Each diocese has been invited to hold a synod with bishops who will eventually provide a summary of the results for a synodal assembly of bishops at the Vatican in 2023.

Survey results

Father O’Mahony said the initiative was “a recovery of the vision of Vatican Council II,” said that “if this synod fails, the church is in serious trouble. It has to work ”.

But, he advised, the meeting “allow yourself to be excited.”

Peter McLoughlin, a lay leader in the predominantly Co Mayo Killala diocese, where a very successful synodal process took place, drew attention to a survey revealing that by 2035 there would only be 10 to 15 priests left.

He expressed concern about a decision that, with regard to synods in Ireland and around the world, bishops were to prepare “a synthesis” of the views of Catholics in each diocese, before submitting it to Rome. “Will the bishops report what people say? He asked

Colm Holmes, of We Are Church Ireland, said lay involvement in the synod process was “only in the early months. Then we are in the bishops, the bishops, the bishops.
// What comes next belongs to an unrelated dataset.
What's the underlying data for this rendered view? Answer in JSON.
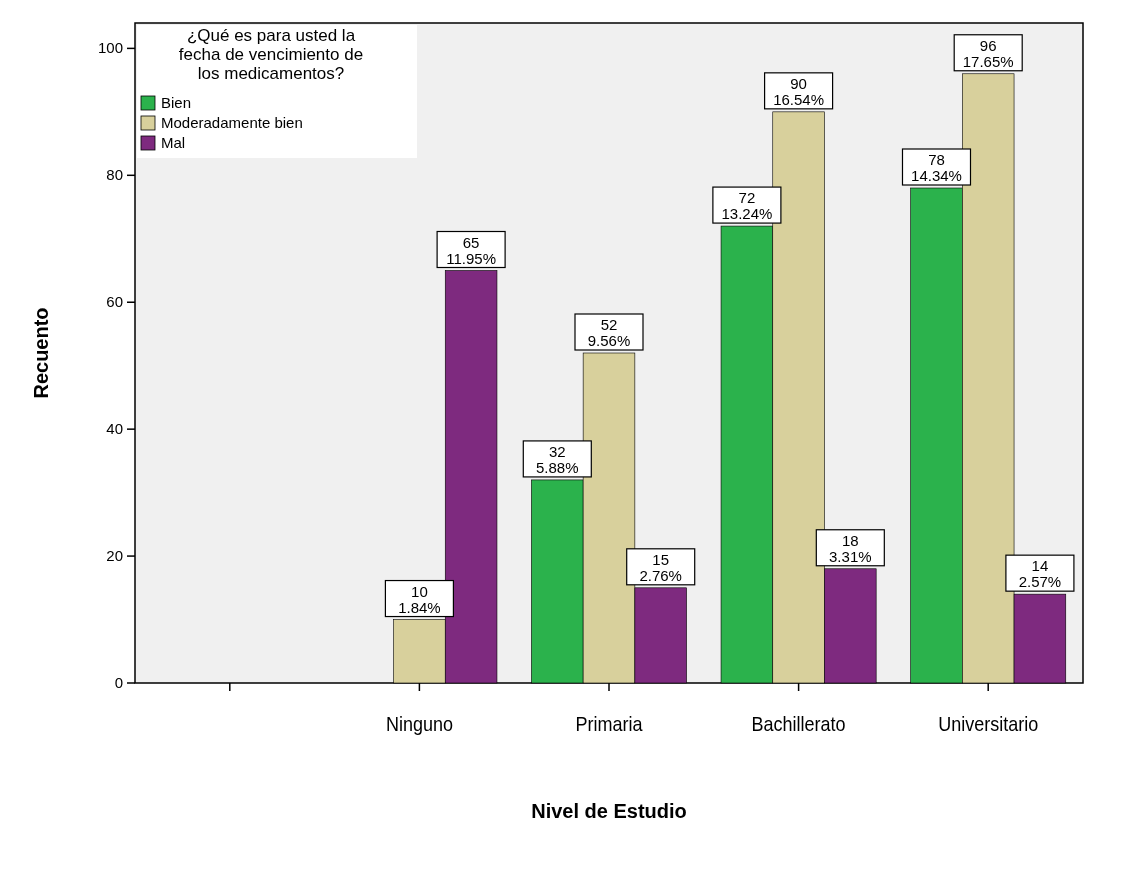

Patricia Melvin, another lay leader from Killala, noted how “life goes on, even with the doors of the church being closed during the pandemic”. This prompted her elderly mother to comment that the obligation to attend Sunday Mass was only a “man-made law.”

The role of the Church in schools

Meanwhile, Catholic Archbishop of Dublin Dermot Farrell has championed the role of the church on the management boards of state-funded schools, saying that true plurality of patronage in education “must ensure choice parents while allowing all patrons, including Catholic patrons, to be faithful to their own ethics and their characteristic spirit ”.
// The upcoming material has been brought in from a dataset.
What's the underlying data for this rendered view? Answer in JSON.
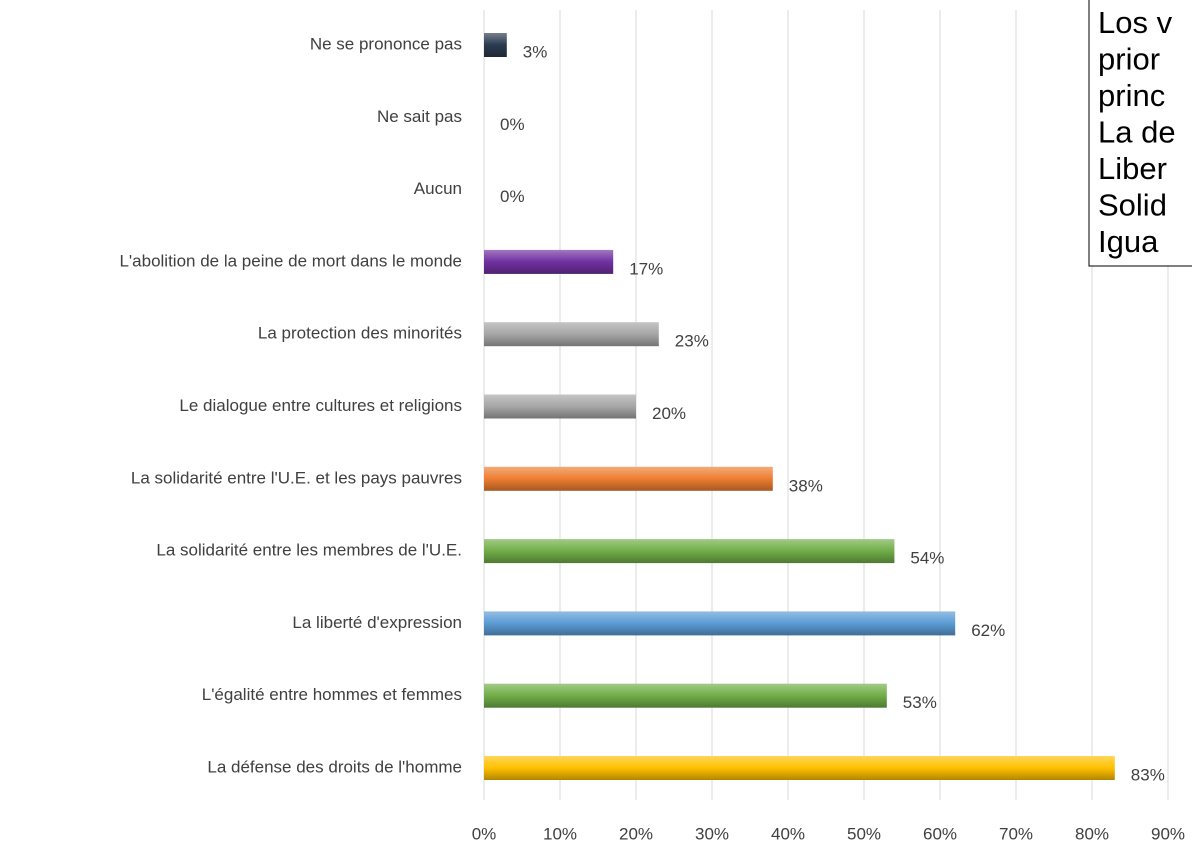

“Catholic ethics and the characteristic spirit are rooted in the Christian vision of the human person, in what we consider essential for the development of human life,” said the Archbishop.

“Catholic education in particular contributes to the growth and well-being of individuals, of their community and of society, by caring for the common good, and now more explicitly also, by caring for our common home”, did he declare.

In these islands, it was provided by the Church “in partnership with the State which has the obligation to ensure the education of the children of all its inhabitants”.

Speaking on Wednesday evening at a mass to mark the opening of Dublin City University’s academic year at St Patrick’s Campus in Drumcondra, he underlined how much Catholic schools are valued across the world “because of and not in spite of their Catholic philosophy.” Catholic schools welcome a variety of young people of diverse cultural identities and nationalities, and the plurality of their religious systems and other beliefs.

A great strength of denominational schools “has been their rooting in local communities. Those who do not share our faith come to our schools because they know that there is in their hearts an acceptance of values ​​motivated by our faith – values ​​that present a specific vision or vision of human life. In addition, interreligious and interfaith dialogue is at the heart of the Catholic school enterprise, ”he said.

The Catholic school offered “an excellent academic education; it provides a faith-based training that allows each student to develop a moral foundation on which to stand for the rest of their life and, it gives a vision and hope beyond the limits of a worthless education ”, did he declare.